La Loi 62-17/AN-RM du 3 février 1962 aura mis presque 50 ans à disparaitre de sa belle mort. A cette époque, nos compatriotes s’éveillaient à la conscience citoyenne avec un nouveau  Code de mariage (si joliment mis en musique par Tata « Bambo » Kouyaté) en se disant alors que le Code les rendait à la vie civile.                                                     

 

 

Les Maliens « goûtaient » ainsi un acte laïc, mais surtout un acte public établissant une union légale. Aujourd’hui, avec le nouveau Code, le caractère  légal est accordé au mariage religieux, et la gestion de la succession est tranchée (avec l’option de choisir).       

 

 

Un élu de Yanfolila se déclarait ainsi satisfait à l’issue de ce vote : « Le Code lève l’ambiguïté qui pèse sur les femmes, protège les droits des enfants et préserve la dignité des hommes… ». A l’époque, déjà en 2009, on avait remarqué que sur les 122 partis représentés par 177 députés, 5 députés avaient voté contre le projet (dont 4 étaient du parti ADEMA). Ce jour-là dans l’Hémicycle, il y a eu comme un air de tristesse à regarder la mine de nos représentants. Ce fut le jour où une loi a été  votée certes, mais avec des règles prises avec force détails. Le vote ne passait  pas comme une simple chronique et recherchait l’impersonnalité. Dans le texte voté, à travers les amendements, on retrouvait une écriture à plusieurs mains …                                                           

 

 

L’éclat emprunté d’un texte                                                                   

 

 

On entend encore cela dans les rues de Bamako : trois Maliens, quatre opinions sur le Code voté à l’Assemblée nationale. Nous ne connaîtrons donc pas l’orthodoxie d’une telle question, sauf qu’elle nous est  imposée par la loi, une règle impersonnelle que nul n’est censé ignorer. Voilà toute la tâche de solidification qui revient à la loi votée. Les autorités nationales ont voulu chercher de nouvelles valeurs dans la « vase de la modernité ».                                                                                          

 

 

On a peut être un peu trop vite oublié que la Révolution de 1991 devait être une révélation. Il faut donc le talent d’un militaire (le Général ATT) pour « sabrer » dans l’ancien Code tout ce qui nous venait des temps reculés : ce que les pouvoirs publics oubliaient alors et qui n’a pas pris à leurs yeux le vécu de nos populations.                                                        

 

 

A quelle aune mesuraient-ils les tissus sociaux et le foyer familial ? Ils n’ont pas pris la vraie mesure (des lecteurs de la région de Kayes nous le feront savoir), car ils ont laissé sur le bas côté de larges pans sur les consultations sur le Code.

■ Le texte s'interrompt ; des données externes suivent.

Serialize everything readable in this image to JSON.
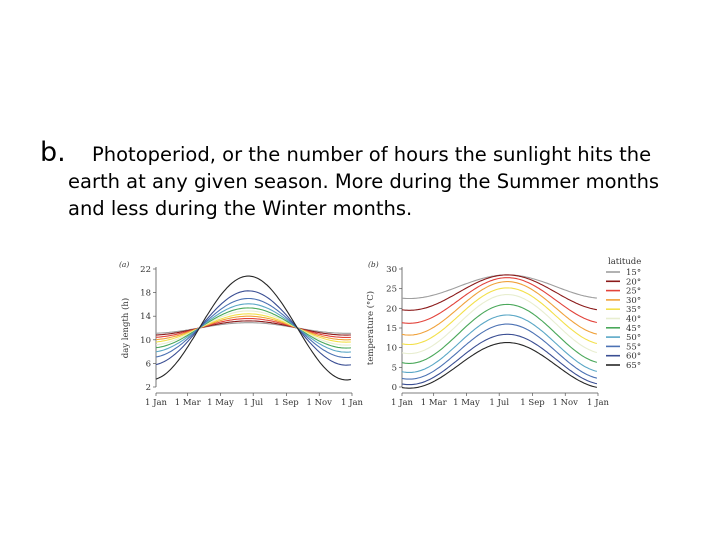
{
  "slide": {
    "bullet": "b.",
    "line1": "Photoperiod, or the number of hours the sunlight hits the",
    "line2": "earth at any given season. More during the Summer months",
    "line3": "and less during the Winter months."
  },
  "colors": {
    "latitudes": [
      "#9e9e9e",
      "#8b1a1a",
      "#e2433b",
      "#f0a23c",
      "#f3e04a",
      "#e8eed0",
      "#4aa85a",
      "#5aa7c6",
      "#4c72b4",
      "#3a4e93",
      "#262626"
    ]
  },
  "chart_data": [
    {
      "type": "line",
      "panel_label": "(a)",
      "ylabel": "day length (h)",
      "xticks": [
        "1 Jan",
        "1 Mar",
        "1 May",
        "1 Jul",
        "1 Sep",
        "1 Nov",
        "1 Jan"
      ],
      "yticks": [
        2,
        6,
        10,
        14,
        18,
        22
      ],
      "ylim": [
        2,
        22
      ],
      "x_day": [
        0,
        59,
        120,
        181,
        243,
        304,
        365
      ],
      "peak_day": 172,
      "series": [
        {
          "name": "15°",
          "mean": 12.0,
          "amplitude": 0.9
        },
        {
          "name": "20°",
          "mean": 12.0,
          "amplitude": 1.2
        },
        {
          "name": "25°",
          "mean": 12.0,
          "amplitude": 1.6
        },
        {
          "name": "30°",
          "mean": 12.0,
          "amplitude": 2.0
        },
        {
          "name": "35°",
          "mean": 12.0,
          "amplitude": 2.4
        },
        {
          "name": "40°",
          "mean": 12.0,
          "amplitude": 2.9
        },
        {
          "name": "45°",
          "mean": 12.0,
          "amplitude": 3.4
        },
        {
          "name": "50°",
          "mean": 12.0,
          "amplitude": 4.1
        },
        {
          "name": "55°",
          "mean": 12.0,
          "amplitude": 5.0
        },
        {
          "name": "60°",
          "mean": 12.0,
          "amplitude": 6.3
        },
        {
          "name": "65°",
          "mean": 12.0,
          "amplitude": 8.8
        }
      ]
    },
    {
      "type": "line",
      "panel_label": "(b)",
      "ylabel": "temperature (°C)",
      "xticks": [
        "1 Jan",
        "1 Mar",
        "1 May",
        "1 Jul",
        "1 Sep",
        "1 Nov",
        "1 Jan"
      ],
      "yticks": [
        0,
        5,
        10,
        15,
        20,
        25,
        30
      ],
      "ylim": [
        0,
        30
      ],
      "x_day": [
        0,
        59,
        120,
        181,
        243,
        304,
        365
      ],
      "peak_day": 196,
      "legend_title": "latitude",
      "legend_position": "right",
      "series": [
        {
          "name": "15°",
          "mean": 25.5,
          "amplitude": 3.0
        },
        {
          "name": "20°",
          "mean": 24.0,
          "amplitude": 4.5
        },
        {
          "name": "25°",
          "mean": 22.0,
          "amplitude": 5.8
        },
        {
          "name": "30°",
          "mean": 20.0,
          "amplitude": 6.8
        },
        {
          "name": "35°",
          "mean": 18.0,
          "amplitude": 7.2
        },
        {
          "name": "40°",
          "mean": 16.0,
          "amplitude": 7.5
        },
        {
          "name": "45°",
          "mean": 13.5,
          "amplitude": 7.5
        },
        {
          "name": "50°",
          "mean": 11.0,
          "amplitude": 7.3
        },
        {
          "name": "55°",
          "mean": 9.0,
          "amplitude": 7.0
        },
        {
          "name": "60°",
          "mean": 7.0,
          "amplitude": 6.4
        },
        {
          "name": "65°",
          "mean": 5.5,
          "amplitude": 5.8
        }
      ]
    }
  ]
}
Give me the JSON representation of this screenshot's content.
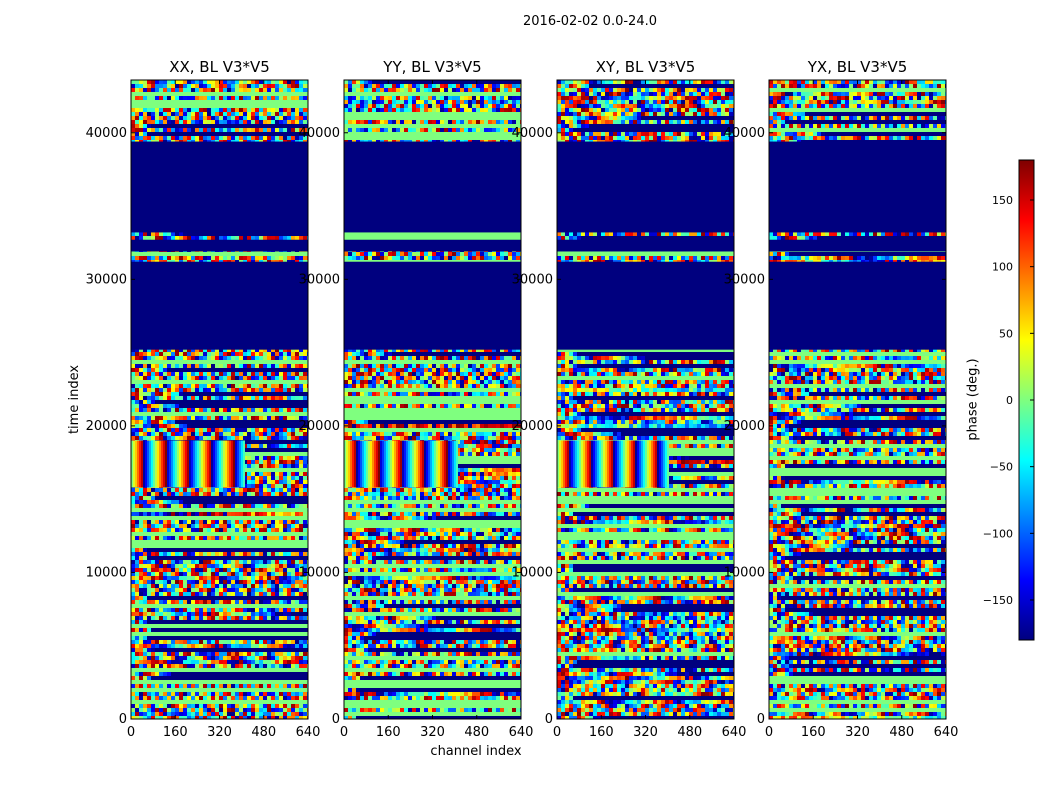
{
  "figure": {
    "suptitle": "2016-02-02 0.0-24.0",
    "xlabel": "channel index",
    "ylabel": "time index"
  },
  "colorbar": {
    "label": "phase (deg.)",
    "range": [
      -180,
      180
    ],
    "ticks": [
      150,
      100,
      50,
      0,
      -50,
      -100,
      -150
    ],
    "tick_labels": [
      "150",
      "100",
      "50",
      "0",
      "−50",
      "−100",
      "−150"
    ],
    "colormap": "jet",
    "colors": [
      "#00007f",
      "#0000ff",
      "#007fff",
      "#00ffff",
      "#7fff7f",
      "#ffff00",
      "#ff7f00",
      "#ff0000",
      "#7f0000"
    ]
  },
  "chart_data": {
    "type": "heatmap",
    "x_ticks": [
      0,
      160,
      320,
      480,
      640
    ],
    "x_tick_labels": [
      "0",
      "160",
      "320",
      "480",
      "640"
    ],
    "y_ticks": [
      0,
      10000,
      20000,
      30000,
      40000
    ],
    "y_tick_labels": [
      "0",
      "10000",
      "20000",
      "30000",
      "40000"
    ],
    "xlim": [
      0,
      640
    ],
    "ylim": [
      0,
      43600
    ],
    "panels": [
      {
        "title": "XX, BL V3*V5",
        "fringe_end": 410
      },
      {
        "title": "YY, BL V3*V5",
        "fringe_end": 410
      },
      {
        "title": "XY, BL V3*V5",
        "fringe_end": 400
      },
      {
        "title": "YX, BL V3*V5",
        "fringe_end": 0
      }
    ],
    "flagged_bands": [
      [
        25200,
        31200
      ],
      [
        31900,
        32700
      ],
      [
        33200,
        39400
      ]
    ],
    "flagged_value": -180
  }
}
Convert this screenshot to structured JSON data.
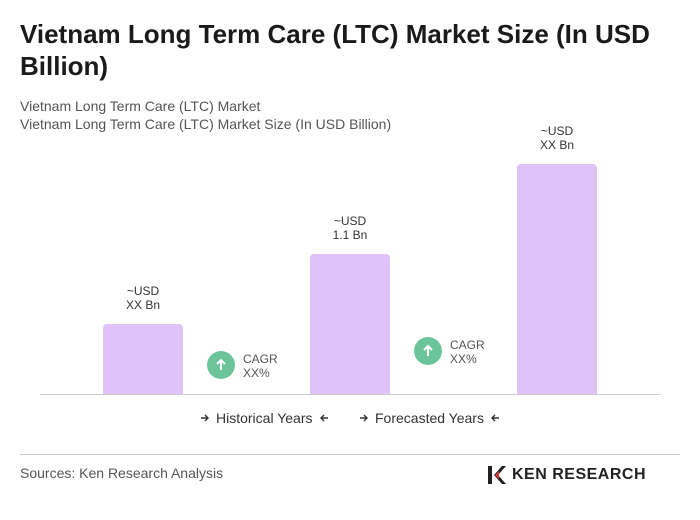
{
  "chart_data": {
    "type": "bar",
    "title": "Vietnam Long Term Care (LTC) Market Size (In USD Billion)",
    "subtitle": [
      "Vietnam Long Term Care (LTC) Market",
      "Vietnam Long Term Care (LTC) Market Size (In USD Billion)"
    ],
    "categories": [
      null,
      null,
      null
    ],
    "values": [
      0.55,
      1.1,
      1.81
    ],
    "value_labels": [
      "~USD\nXX Bn",
      "~USD\n1.1 Bn",
      "~USD\nXX Bn"
    ],
    "color": "#dfc3f8",
    "annotations": [
      "CAGR\nXX%",
      "CAGR\nXX%"
    ],
    "periods": [
      "Historical Years",
      "Forecasted Years"
    ],
    "source": "Sources: Ken Research Analysis",
    "brand": "KEN RESEARCH"
  }
}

A quoi donc avaient servi les avis des notabilités et autres chefs de groupes de nos cellules traditionnelles ? Quel rôle jouent nos griots ou leurs représentants ?                                                              

 

 

Il s’agira de dire à nos dirigeants que ce n’est certainement pas une règle qui fera une politique : c’est plutôt toute une politique à mener, un terrain qui permettra alors de respecter les règles…Après la première mouture, le gouvernement n’était pas parvenu à asservir les humeurs de nos religions sous la loi commune. Et les laïcs alors ? Avaient-ils aussi à rougir d’un ouvrage voté où ils se retrouvaient comme devant une langue étrangère ? Qui a-t-on consulté, quand et sur quel tempo ?                                                            

 

Quand on a des affaires publiques en charge, il faut savoir rapporter les actes, les documents et  les rumeurs. La parole n’est pas le seul langage. Du reste, elle n’est pas souvent la plus efficace. C’est ainsi que tout un silence déraisonnable se passait autour d’un Code qu’on a vite taxé, un moment, comme celui des possédants. Autre question sur ce Code non encore revisité. L’objectif recherché (lointain ou non) était-il dans une purgation des passions ?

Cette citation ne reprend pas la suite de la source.